El Señor pone a prueba a sus discípulos: ¿confiarán en sus indicaciones, aunque parezcan humanamente descabelladas? Por suerte sí, y gracias a esto, ellos ven los frutos y nosotros aprendemos a confiar más en los planes de Dios. 

¿QUIÉN PODRÁ AYUDARME?

Quiero empezar pidiéndote disculpas porque voy a hacer una referencia personal, porque resulta que mientras estaba grabando esta meditación me encontraba delante del Sagrario por un agobio, por un tema económico. 

Yo sabía que tenía que preparar estos 10 minutos con Jesús, pero la mente se me iba una y otra vez a las mismas preguntas. Ahora, ¿cómo voy a resolver este problema? ¿Quién podrá ayudarme? 

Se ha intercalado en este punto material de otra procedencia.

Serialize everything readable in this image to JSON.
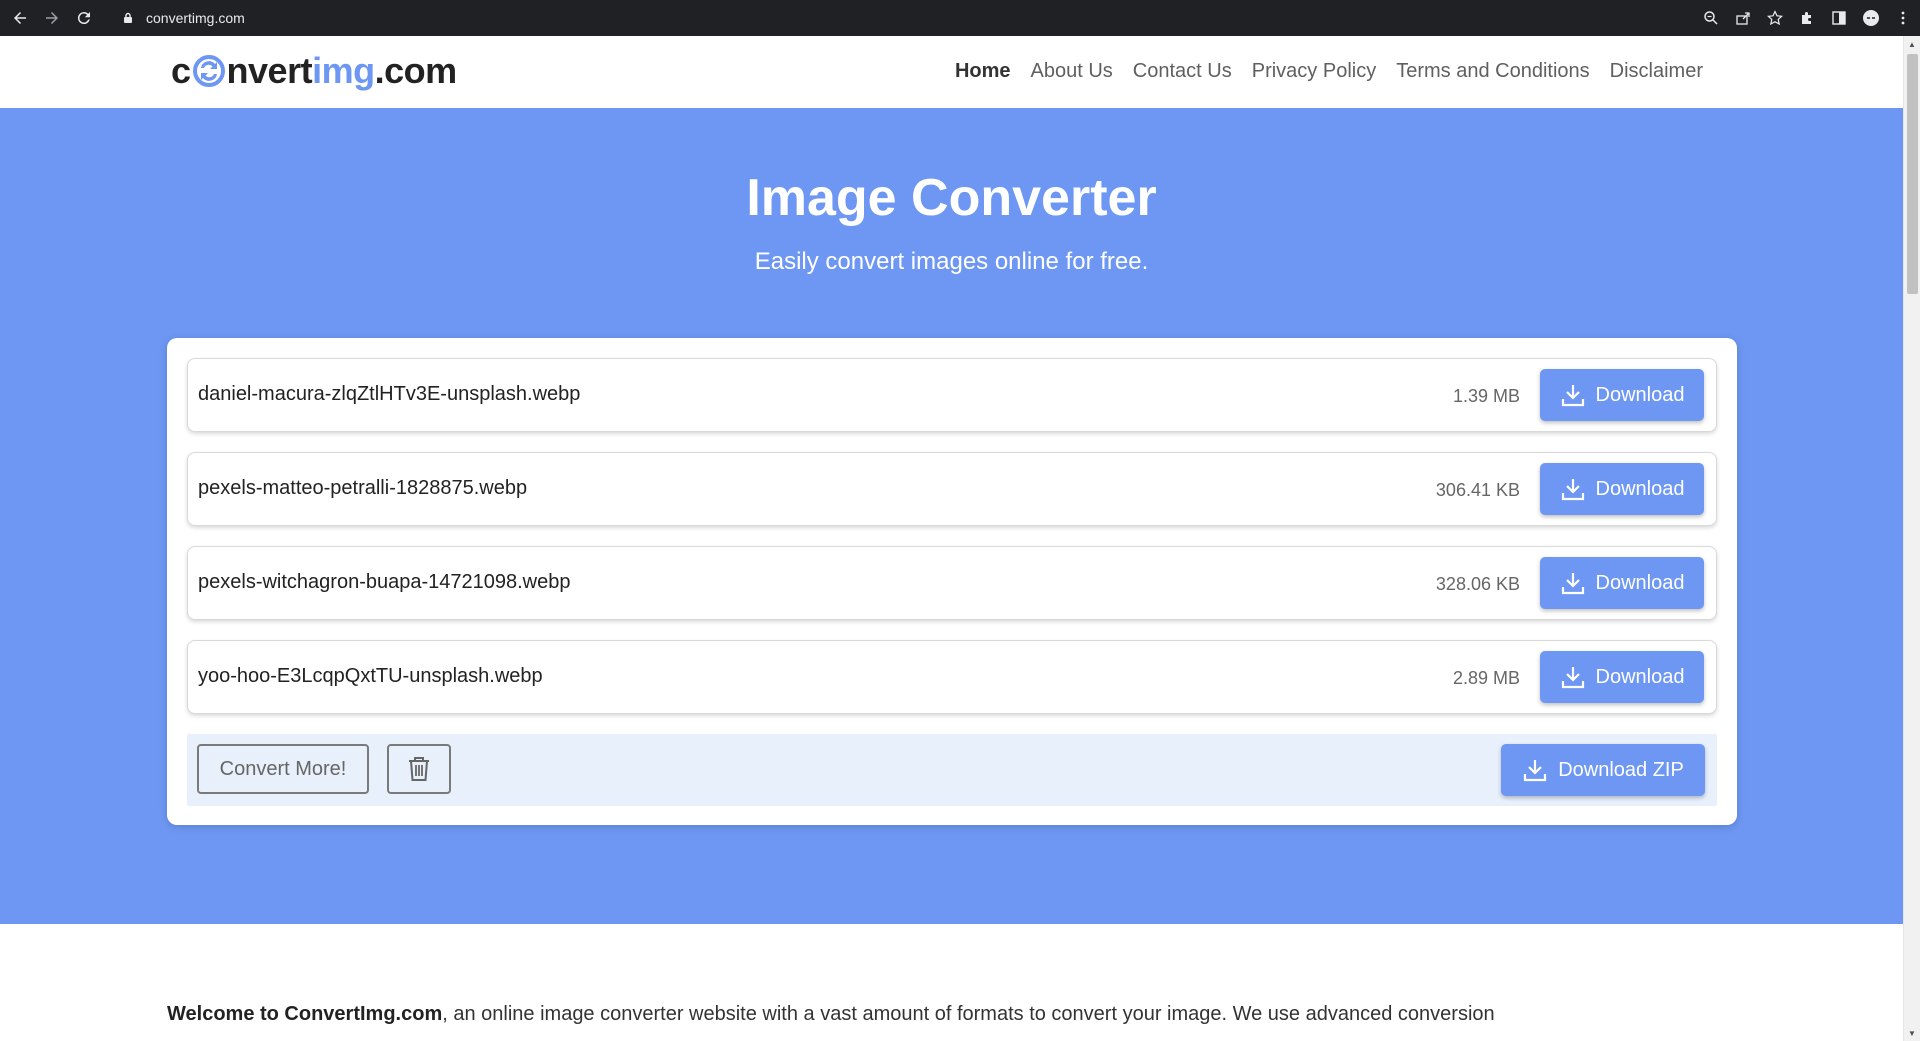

Y yo estoy seguro de que te ha pasado también a ti, que cuando tienes la mente en alguna cosa, aunque tengas un texto delante de ti, seguramente lees las palabras, pero no asimilas el sentido. 

Pues así me encontraba yo con el Evangelio entre las manos, delante del Sagrario, pero con la cabeza en esa preocupación, que es una preocupación material…

Y resulta que en esas estábamos, cuando recibí una llamada telefónica, y era justo la persona de la que estaba esperando una respuesta para este tema. 

… Y EL CIELO RESUELVE

Salí inmediatamente del oratorio, atendí la llamada y para mi asombro, esa persona me dijo algo así como: —Padre, no se preocupe, que yo le voy a ayudar en su problema. 

Claro, cuando colgué el teléfono, inmediatamente estaba exultante de alegría: ¡es que no podía creer cómo el Cielo iba resolviendo las cosas! Eso sí, a su tiempo y pasando cierta angustia. E inmediatamente, tuve que volver al oratorio para darle muchísimas gracias a Dios. 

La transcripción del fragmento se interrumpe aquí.